When Luis Alvarez was about 11 years old, he accidentally lit a tree on fire while heating up pool chemicals. His interest in science persisted after that mishap, and he earned a master’s in chemical engineering from MIT in 1999. But it wasn’t until his service as a military intelligence officer in the US Army in Iraq that Alvarez realized he wanted to focus on developing treatments to spur tissue regeneration.
“Many of the people I was serving with were having severe injuries and coming back to the States, [and] having delayed amputations [and] other complications that were all related to the inability of modern medicine to correct tissue defects or to regenerate tissues,” he says. When he returned from Iraq, he went back to MIT with the aim of finding ways to better treat such patients.
Working with Linda Griffith of MIT’s biological...
Working with Linda Griffith of MIT’s biological engineering department and Richard Lee, a regenerative medicine researcher at Harvard University and Brigham and Women’s Hospital, Alvarez developed a technique to tether proteins to materials, and demonstrated it with a protein called epidermal growth factor. Cell culture experiments suggested that the surface-bound epidermal growth factor protected bone-building cells from inflammation in the damaged bone, allowing those cells to proliferate and drive healing in the area.
The overarching idea is that using this technology, you can modify any protein so that it sticks to an implant almost like a paint, and it will remain on the implant so you don’t have any risk of it bleeding away or diffusing away.
—Luis Alvarez, Theradaptive
After earning his PhD in 2009, Alvarez continued his military service, this time as an army scientist managing research and development programs, and eventually as an instructor at West Point, where he’d attended undergrad. He also founded a company called Theradaptive to further develop and commercialize paint-like bioactive coatings for implants, similar to ones he’d worked on at MIT. He retired from the military in 2017. In addition to his work at Theradaptive, Alvarez is a co-founder of Elevian, a Harvard spinout developing therapies in stroke and age-associated neurological conditions.
Theradaptive’s team has developed a method to coat orthopedic implants with other molecules that might improve healing, such as a variation of bone morphogenetic protein 2 (BMP2), which is already used clinically to promote bone regeneration after spine surgery and other bone-related procedures. In work conducted with collaborators at Cleveland Clinic and presented at the 2020 Orthopedic Research Society Meeting, Alvarez and his colleagues found that goats treated for a 5-centimeter defect in a limb with a standard surgical procedure and an implant coated with Theradaptive’s BMP2 variant, called AMP2, exhibited complete healing in the bone, while those treated with the uncoated implant did not.

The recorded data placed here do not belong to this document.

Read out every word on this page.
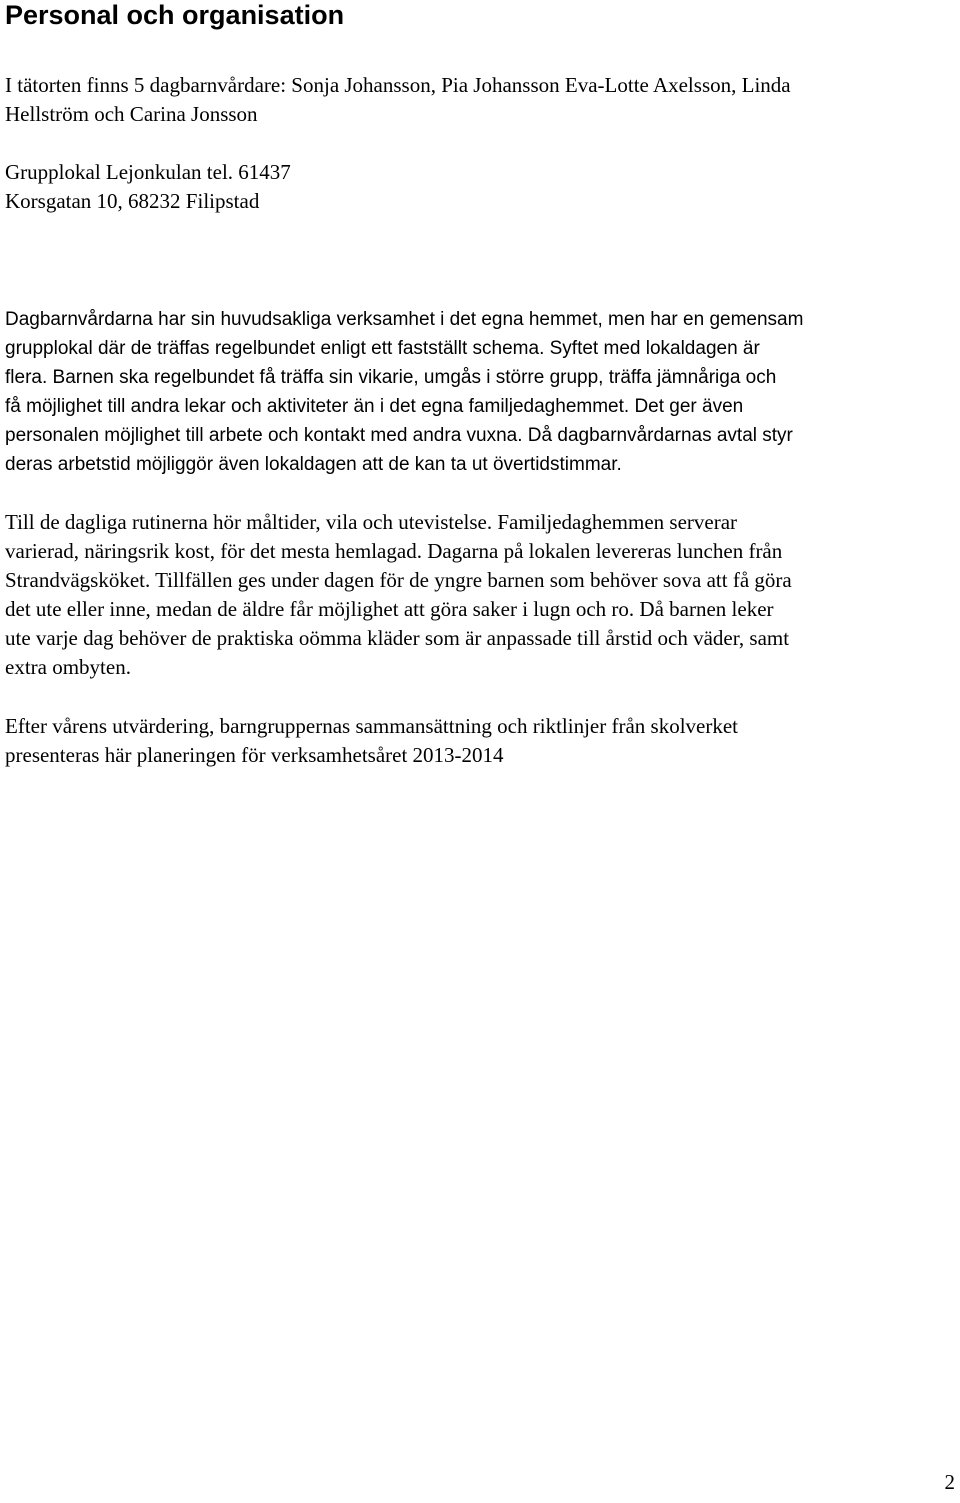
Personal och organisation
I tätorten finns 5 dagbarnvårdare: Sonja Johansson, Pia Johansson Eva-Lotte Axelsson, Linda
Hellström och Carina Jonsson
Grupplokal Lejonkulan tel. 61437
Korsgatan 10, 68232 Filipstad
Dagbarnvårdarna har sin huvudsakliga verksamhet i det egna hemmet, men har en gemensam
grupplokal där de träffas regelbundet enligt ett fastställt schema. Syftet med lokaldagen är
flera. Barnen ska regelbundet få träffa sin vikarie, umgås i större grupp, träffa jämnåriga och
få möjlighet till andra lekar och aktiviteter än i det egna familjedaghemmet. Det ger även
personalen möjlighet till arbete och kontakt med andra vuxna. Då dagbarnvårdarnas avtal styr
deras arbetstid möjliggör även lokaldagen att de kan ta ut övertidstimmar.
Till de dagliga rutinerna hör måltider, vila och utevistelse. Familjedaghemmen serverar
varierad, näringsrik kost, för det mesta hemlagad. Dagarna på lokalen levereras lunchen från
Strandvägsköket. Tillfällen ges under dagen för de yngre barnen som behöver sova att få göra
det ute eller inne, medan de äldre får möjlighet att göra saker i lugn och ro. Då barnen leker
ute varje dag behöver de praktiska oömma kläder som är anpassade till årstid och väder, samt
extra ombyten.
Efter vårens utvärdering, barngruppernas sammansättning och riktlinjer från skolverket
presenteras här planeringen för verksamhetsåret 2013-2014
2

The company hopes to begin clinical trials of AMP2 next year.
The overarching idea is “that using that technology, you can modify any protein so that it sticks to an implant almost like a paint,” Alvarez says. “And it will remain on the implant so you don’t have any risk of it bleeding away or diffusing away.”
Alvarez thinks the tethering approach will also be useful in other applications. He’s partnered with Colonel Leon Nesti, a former West Point classmate who is now a hand surgeon and researcher at Walter Reed National Military Medical Center, to evaluate AMP2 and to develop a separate therapy aimed at precision repair of hand bones. With many clinical drug delivery systems, “you essentially put a dose of a drug at one time point within the area of regeneration,” Nesti says, and “the initial concentration then very rapidly becomes metabolized or taken away from the site of injury.” Alvarez’s technology, in contrast, “allows the drug to stay at the site of regeneration for a much longer period of time, and be released in a much more controlled fashion,” he explains, “so its ultimate effectiveness is much greater.”
The fact that living tissues don’t currently integrate well with implanted materials is “one of the main hurdles in surgical treatment and replacement of tissue functions through foreign materials,” says Harald Ott, a surgeon and tissue engineering researcher at Massachusetts General Hospital. (Ott and Alvarez aren’t research collaborators, but Alvarez is on the scientific advisory board of a startup founded by Ott.) “I think improving that through changing the way cells interact with material is a very attractive proposition.”